Il n’y a pas de mystère, il est transparent.  Avec le Réseau de l’Image, la Chambre de Commerce et d’Industrie de Paris – Hauts-de-Seine propose la promotion des métiers de l’image numérique autour d’une démarche de progrès et de développement durable partagée. Les chefs d’entreprises ont bâti une charte d’engagement éthique. Ils s’engagent à se former, à monter en conscience et en responsabilité, à cerner les enjeux et les implications de leur entreprise dans l’univers de la communication et des médias. Cette charte, signée par tous les membres est présentée comme incontournable à tout candidat au réseau. Mais si on parle de ton exposition, au même titre que les autres membres tu partages ces valeurs dont tu mets en évidence les concepts dans tes images.

Pour la CCIP, faire vivre et soutenir des réseaux, est-ce si important ?

Les réseaux d’entreprises répondent à un vrai besoin, la demande est croissante depuis plusieurs années et la CCIP mène une démarche pro-active pour les développer.

Comme dans tout réseau, l’objectif est de rencontrer d’autres dirigeants du secteur pour promouvoir son savoir-faire, bénéficier de l’expérience et de l’expertise de ses pairs, confronter des idées, avoir des éléments de benchmark.

C’est également une possibilité pour les membres de renforcer leurs compétences globales grâce à des apports extérieurs d’experts dans les domaines juridique, stratégique, de gestion des ressources humaines, de développement durable et de nouer des partenariats.

Comment cela se traduit-ilconcrètement ?

Par des projets ou actions réalisées en commun par les membres, je pense à la maison du Développement Durable, plus récemment au profit de la Ligue contre le cancer ou plus d’une douzaine de membres se sont réunis pour monter une opération énorme en 10 jours chrono (prises de vues photo et vidéo sous marine, TV directe sur le web…. ) et maintenant cette exposition, avec la collaboration de 4 membres, en sont des exemples vivant.
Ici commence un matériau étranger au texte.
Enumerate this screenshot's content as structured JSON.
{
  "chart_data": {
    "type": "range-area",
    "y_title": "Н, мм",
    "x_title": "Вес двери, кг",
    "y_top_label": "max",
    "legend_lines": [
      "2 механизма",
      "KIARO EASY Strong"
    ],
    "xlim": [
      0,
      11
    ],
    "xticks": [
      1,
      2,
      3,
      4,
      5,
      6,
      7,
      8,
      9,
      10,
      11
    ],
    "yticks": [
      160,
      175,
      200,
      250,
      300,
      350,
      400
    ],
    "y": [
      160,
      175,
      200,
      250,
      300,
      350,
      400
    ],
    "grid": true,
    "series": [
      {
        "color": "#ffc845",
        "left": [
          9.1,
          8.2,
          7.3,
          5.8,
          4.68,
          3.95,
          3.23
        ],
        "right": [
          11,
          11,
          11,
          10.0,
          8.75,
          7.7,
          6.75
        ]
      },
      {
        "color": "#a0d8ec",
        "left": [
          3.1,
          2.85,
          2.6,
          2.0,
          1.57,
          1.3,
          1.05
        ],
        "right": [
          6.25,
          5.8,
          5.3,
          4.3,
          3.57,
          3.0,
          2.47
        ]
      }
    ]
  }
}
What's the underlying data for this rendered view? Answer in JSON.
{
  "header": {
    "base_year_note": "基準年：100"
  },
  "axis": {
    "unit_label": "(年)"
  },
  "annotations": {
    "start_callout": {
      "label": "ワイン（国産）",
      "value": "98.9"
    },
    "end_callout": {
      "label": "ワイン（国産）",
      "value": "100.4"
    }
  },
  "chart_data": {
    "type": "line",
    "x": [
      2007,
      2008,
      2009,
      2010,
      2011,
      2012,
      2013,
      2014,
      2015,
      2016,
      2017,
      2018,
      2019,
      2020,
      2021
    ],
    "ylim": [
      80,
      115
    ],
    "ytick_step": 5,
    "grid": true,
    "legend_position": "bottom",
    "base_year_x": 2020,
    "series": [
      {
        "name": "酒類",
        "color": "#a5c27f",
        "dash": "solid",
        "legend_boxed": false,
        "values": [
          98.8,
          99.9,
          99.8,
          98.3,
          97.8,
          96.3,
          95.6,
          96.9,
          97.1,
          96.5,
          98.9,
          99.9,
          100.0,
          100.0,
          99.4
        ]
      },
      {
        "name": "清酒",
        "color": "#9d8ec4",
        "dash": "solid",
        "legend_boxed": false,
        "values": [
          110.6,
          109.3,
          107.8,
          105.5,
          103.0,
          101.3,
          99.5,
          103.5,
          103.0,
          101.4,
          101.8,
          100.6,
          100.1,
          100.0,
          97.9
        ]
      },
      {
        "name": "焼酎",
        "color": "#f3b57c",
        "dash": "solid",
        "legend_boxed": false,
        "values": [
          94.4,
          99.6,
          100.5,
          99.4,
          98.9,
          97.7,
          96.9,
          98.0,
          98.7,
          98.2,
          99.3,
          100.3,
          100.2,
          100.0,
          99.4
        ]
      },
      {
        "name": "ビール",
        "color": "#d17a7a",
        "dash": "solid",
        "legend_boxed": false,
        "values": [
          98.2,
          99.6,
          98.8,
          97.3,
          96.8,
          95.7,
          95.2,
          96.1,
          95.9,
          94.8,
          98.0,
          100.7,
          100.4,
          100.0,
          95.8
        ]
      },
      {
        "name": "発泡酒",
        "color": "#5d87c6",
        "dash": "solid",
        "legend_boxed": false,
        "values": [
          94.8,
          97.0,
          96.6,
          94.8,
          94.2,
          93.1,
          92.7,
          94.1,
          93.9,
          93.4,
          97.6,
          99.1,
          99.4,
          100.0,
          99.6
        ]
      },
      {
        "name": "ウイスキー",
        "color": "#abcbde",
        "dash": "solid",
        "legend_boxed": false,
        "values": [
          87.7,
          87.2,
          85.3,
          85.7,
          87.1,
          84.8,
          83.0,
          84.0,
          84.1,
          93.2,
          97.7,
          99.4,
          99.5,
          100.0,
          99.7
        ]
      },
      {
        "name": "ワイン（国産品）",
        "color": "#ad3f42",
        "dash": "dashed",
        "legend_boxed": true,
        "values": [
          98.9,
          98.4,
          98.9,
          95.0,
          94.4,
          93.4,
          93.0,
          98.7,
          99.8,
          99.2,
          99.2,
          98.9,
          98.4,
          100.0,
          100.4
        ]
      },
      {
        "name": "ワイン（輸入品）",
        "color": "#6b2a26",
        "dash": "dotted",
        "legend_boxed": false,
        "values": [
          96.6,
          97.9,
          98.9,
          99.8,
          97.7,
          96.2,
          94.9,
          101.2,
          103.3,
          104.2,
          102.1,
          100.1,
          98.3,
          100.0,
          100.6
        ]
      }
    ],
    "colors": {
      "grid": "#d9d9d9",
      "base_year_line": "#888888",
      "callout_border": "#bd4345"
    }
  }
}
Nous voyons cela comme la mise en pratique des principes qui  fédèrent les membres et servent d’exemple. Sur le site du réseau on peut avoir un aperçu de son actualité.

Le rôle de ce réseau est-il  uniquement éthique et théorique ?

Pas uniquement, quand les membres sont d’accords sur les idées et le prouvent  par la mise en pratique quotidienne alors la confiance s’installe. Comme les membres sont tous complémentaires, des collaborations se créent.  Un réseau sert aussi à terme, à faire du business. Mais dans ce cas, c’est un business éthique, leurs clients apprécient, la planète aussi.

A l’avenir ?

En 2010, le réseau continue à s’agrandir pour créer encore davantage de synergies entre les entreprises de la communication, du print, de la 3D, du jeu, du graphisme, de la production audiovisuelle, de la photo, du son.